Educators sue state over private-school scholarship program
Educators say they have had enough.
Members of the state’s teacher advocacy group, North Carolina Association of Educators, the N.C. Justice Center, parents and public education supporters on Wednesday filed a lawsuit against the state alleging that the unconstitutional school legislation passed by the General Assembly during the last legislative session will undermine student success by undercutting public schools.
The suit is specifically about the Opportunity Scholarship Program, or vouchers, that will give up to $4,200 for low-income children to attend private schools starting next fall. The lawsuit claims that providing public taxpayer money to fund private education violates the section of the state constitution that says a state fund “shall be faithfully appropriated and used exclusively for establishing and maintaining a uniform system of free public schools.”
Public schools have lost more than $43 million in state funding in the last five years. With this year’s budget, North Carolina lawmakers also eliminated tenure; eliminated funds for teacher assistants; and got rid of master’s pay for teachers who earned their master’s degrees.
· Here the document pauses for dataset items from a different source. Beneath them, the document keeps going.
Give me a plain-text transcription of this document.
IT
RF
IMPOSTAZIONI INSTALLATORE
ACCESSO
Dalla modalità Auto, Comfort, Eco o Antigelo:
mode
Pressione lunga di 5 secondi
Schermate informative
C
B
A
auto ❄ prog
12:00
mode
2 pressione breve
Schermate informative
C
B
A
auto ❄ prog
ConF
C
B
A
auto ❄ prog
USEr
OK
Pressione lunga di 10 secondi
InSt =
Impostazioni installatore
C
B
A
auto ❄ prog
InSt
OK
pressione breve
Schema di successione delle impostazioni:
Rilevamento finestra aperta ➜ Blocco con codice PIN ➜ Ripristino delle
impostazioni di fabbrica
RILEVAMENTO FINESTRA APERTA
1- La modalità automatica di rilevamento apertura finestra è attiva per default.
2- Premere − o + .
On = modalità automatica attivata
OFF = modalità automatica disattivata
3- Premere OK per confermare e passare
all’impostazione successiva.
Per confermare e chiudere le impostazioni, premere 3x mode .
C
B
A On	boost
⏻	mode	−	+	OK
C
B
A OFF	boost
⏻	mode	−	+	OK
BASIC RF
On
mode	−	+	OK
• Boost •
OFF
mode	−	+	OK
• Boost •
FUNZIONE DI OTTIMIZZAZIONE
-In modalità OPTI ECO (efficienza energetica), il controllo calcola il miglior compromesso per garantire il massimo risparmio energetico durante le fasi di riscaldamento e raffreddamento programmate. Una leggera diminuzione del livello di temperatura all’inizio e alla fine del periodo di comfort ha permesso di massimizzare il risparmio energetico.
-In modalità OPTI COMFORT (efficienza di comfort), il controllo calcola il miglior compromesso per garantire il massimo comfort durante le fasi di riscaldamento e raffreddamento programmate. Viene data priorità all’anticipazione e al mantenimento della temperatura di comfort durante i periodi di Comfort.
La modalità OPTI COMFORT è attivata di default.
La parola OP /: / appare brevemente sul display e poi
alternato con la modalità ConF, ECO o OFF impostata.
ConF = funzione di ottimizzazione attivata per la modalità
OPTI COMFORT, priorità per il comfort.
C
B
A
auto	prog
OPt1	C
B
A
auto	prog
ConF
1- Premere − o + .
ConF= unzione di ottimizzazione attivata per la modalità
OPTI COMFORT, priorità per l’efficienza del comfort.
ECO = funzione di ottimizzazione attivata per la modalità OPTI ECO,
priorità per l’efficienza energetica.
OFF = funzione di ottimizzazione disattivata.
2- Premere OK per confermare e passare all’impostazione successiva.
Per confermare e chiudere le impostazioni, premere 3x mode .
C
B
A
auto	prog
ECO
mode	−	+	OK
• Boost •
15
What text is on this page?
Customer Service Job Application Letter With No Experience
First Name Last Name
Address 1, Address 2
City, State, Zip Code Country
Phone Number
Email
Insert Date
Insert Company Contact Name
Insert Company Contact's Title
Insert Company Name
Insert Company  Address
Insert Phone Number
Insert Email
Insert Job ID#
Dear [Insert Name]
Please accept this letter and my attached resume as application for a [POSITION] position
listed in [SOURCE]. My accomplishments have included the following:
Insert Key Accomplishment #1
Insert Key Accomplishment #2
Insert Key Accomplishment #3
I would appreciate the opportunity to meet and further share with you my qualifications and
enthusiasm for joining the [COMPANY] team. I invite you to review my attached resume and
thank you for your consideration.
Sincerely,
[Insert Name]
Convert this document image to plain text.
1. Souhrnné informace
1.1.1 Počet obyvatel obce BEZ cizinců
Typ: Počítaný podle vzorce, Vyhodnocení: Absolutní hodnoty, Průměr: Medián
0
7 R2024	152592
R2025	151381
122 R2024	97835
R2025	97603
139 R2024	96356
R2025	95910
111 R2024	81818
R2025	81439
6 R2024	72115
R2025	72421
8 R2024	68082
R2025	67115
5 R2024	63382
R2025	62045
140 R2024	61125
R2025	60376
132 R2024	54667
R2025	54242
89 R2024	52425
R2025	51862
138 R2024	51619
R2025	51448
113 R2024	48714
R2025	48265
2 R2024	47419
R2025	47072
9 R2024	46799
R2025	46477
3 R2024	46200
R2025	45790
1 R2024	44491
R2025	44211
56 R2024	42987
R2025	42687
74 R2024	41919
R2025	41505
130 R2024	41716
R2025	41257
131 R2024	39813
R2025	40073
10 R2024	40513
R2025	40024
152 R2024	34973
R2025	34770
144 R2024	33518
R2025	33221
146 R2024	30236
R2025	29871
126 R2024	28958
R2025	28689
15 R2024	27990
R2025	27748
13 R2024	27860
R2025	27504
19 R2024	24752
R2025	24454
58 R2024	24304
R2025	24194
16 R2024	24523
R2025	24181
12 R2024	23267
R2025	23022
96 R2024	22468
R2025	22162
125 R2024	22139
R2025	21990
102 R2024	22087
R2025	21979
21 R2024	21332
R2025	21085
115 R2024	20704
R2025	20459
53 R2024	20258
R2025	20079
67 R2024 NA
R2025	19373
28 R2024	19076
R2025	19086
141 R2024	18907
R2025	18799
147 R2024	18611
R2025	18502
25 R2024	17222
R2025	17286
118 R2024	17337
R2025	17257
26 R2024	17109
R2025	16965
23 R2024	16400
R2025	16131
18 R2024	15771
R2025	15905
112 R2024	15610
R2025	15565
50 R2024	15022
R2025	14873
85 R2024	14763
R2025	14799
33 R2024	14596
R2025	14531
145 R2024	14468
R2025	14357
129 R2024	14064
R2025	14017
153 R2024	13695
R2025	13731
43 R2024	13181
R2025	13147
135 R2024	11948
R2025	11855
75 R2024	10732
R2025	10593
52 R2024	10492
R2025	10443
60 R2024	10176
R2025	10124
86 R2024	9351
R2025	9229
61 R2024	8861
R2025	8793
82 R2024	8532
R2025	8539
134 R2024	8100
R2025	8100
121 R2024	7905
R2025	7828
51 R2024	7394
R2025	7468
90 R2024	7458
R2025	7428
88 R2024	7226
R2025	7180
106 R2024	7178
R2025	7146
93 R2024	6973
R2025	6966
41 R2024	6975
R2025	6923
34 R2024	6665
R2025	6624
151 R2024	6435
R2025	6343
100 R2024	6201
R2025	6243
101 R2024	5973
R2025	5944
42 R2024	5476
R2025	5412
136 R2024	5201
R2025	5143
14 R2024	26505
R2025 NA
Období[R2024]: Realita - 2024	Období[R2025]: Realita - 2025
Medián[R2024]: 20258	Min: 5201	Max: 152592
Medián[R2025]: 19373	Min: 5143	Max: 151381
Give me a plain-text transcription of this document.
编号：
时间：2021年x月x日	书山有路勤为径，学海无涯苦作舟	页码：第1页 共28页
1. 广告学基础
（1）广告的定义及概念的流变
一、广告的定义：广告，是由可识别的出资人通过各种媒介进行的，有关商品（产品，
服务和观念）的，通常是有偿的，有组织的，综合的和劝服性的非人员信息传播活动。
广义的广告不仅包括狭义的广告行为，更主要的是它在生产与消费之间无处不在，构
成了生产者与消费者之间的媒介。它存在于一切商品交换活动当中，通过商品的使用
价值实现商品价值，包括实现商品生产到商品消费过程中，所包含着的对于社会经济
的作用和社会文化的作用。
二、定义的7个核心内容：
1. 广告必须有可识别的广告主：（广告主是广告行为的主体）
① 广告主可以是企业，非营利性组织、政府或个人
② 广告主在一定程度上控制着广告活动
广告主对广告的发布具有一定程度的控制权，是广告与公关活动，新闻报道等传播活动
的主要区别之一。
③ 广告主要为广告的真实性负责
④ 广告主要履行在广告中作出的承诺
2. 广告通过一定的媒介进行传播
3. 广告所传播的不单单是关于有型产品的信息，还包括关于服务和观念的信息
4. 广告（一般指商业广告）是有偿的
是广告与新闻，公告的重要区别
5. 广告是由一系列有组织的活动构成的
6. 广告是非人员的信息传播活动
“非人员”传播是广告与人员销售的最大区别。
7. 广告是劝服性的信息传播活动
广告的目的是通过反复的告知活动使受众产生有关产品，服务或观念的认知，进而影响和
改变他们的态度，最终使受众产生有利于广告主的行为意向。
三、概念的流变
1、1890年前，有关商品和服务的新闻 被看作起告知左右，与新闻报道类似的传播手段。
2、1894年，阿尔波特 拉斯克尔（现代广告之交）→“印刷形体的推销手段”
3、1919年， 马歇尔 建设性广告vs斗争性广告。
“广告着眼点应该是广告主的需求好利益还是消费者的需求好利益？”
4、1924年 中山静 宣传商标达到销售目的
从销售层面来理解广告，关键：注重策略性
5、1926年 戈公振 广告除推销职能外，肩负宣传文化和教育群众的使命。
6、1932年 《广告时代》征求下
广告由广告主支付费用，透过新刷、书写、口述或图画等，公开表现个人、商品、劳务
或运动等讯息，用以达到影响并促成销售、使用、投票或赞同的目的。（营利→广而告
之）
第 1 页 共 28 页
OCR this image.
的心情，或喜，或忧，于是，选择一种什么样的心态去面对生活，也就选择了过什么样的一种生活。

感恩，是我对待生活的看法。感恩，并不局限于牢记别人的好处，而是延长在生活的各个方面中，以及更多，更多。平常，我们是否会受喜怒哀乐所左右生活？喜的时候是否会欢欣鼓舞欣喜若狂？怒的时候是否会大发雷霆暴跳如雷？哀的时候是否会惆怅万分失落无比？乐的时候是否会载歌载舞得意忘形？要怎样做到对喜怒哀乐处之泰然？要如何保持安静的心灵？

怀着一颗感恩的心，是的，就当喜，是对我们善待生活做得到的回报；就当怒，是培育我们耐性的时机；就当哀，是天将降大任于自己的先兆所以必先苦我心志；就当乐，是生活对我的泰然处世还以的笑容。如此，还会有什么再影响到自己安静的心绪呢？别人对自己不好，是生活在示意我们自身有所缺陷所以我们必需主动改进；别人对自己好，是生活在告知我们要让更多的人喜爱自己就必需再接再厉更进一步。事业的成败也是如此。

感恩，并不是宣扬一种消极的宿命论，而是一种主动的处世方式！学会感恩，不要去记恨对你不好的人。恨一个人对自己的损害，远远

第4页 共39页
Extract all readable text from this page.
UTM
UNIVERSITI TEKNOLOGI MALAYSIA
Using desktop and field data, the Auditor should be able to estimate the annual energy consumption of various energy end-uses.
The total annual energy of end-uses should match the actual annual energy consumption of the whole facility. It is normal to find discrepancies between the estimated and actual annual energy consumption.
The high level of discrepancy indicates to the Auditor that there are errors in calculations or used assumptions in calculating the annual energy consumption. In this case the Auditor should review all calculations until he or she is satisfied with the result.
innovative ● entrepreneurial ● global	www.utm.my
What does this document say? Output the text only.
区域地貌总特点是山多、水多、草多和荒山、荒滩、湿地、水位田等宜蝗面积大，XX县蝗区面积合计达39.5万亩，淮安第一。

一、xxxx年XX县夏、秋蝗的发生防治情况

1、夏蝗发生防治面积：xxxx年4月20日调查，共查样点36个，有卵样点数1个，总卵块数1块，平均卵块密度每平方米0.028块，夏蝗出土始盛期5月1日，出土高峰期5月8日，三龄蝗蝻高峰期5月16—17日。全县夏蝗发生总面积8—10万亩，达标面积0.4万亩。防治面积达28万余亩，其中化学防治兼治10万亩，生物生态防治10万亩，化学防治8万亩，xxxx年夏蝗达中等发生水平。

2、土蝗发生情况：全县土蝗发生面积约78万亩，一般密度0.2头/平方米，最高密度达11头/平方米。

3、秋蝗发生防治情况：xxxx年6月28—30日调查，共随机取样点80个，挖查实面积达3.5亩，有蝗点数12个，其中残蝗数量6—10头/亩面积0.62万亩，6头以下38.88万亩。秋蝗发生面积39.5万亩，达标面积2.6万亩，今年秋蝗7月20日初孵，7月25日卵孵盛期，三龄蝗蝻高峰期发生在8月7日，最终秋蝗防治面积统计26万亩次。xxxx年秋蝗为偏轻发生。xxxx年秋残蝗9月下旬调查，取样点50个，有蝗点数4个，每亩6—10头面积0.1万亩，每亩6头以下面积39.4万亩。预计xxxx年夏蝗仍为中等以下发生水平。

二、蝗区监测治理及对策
Teachers also didn’t receive a raise for the third year.
“It’s difficult to sit by and watch teachers get blamed for everything,” said Liz Foster, executive director of the Guilford County NCAE chapter. “If you really wanted student success, your priorities and your budget would show that.”
Former State Superintendent of Public Instruction Mike Ward warned that putting public tax dollars into private schools, at a time when N.C. schools already trail the nation in terms of commitment to students, is a recipe for disaster.
“This puts taxpayers in the position of funding private education for the few, and I think that’s a misuse of tax dollars,” he said. “That’s not what taxpayers want.”
There are 25 plaintiffs named in the suit, including Margaret Arbuckle, retired executive director of the Guilford Education Alliance, and several others from Guilford County.
State Sen. Jerry Tillman, R-Randolph, said vouchers for students to attend private, religious institutions is an issue.
“That could go either way,” he said. “It’s a stretch to take taxpayer money to fund religious education.”
Darrell Allison, president of Parents for Educational Freedom of North Carolina, said the lawsuit hurts the neediest of children.
“This lawsuit is nothing more than a desperate attempt by opponents of parent choice to cling to an unacceptable status quo for low-income students to stay in schools that are simply not working for them,” he said. “The Opportunity Scholarship Program is not meant to supplant our traditional public school system, but was enacted to supplement our traditional public system.”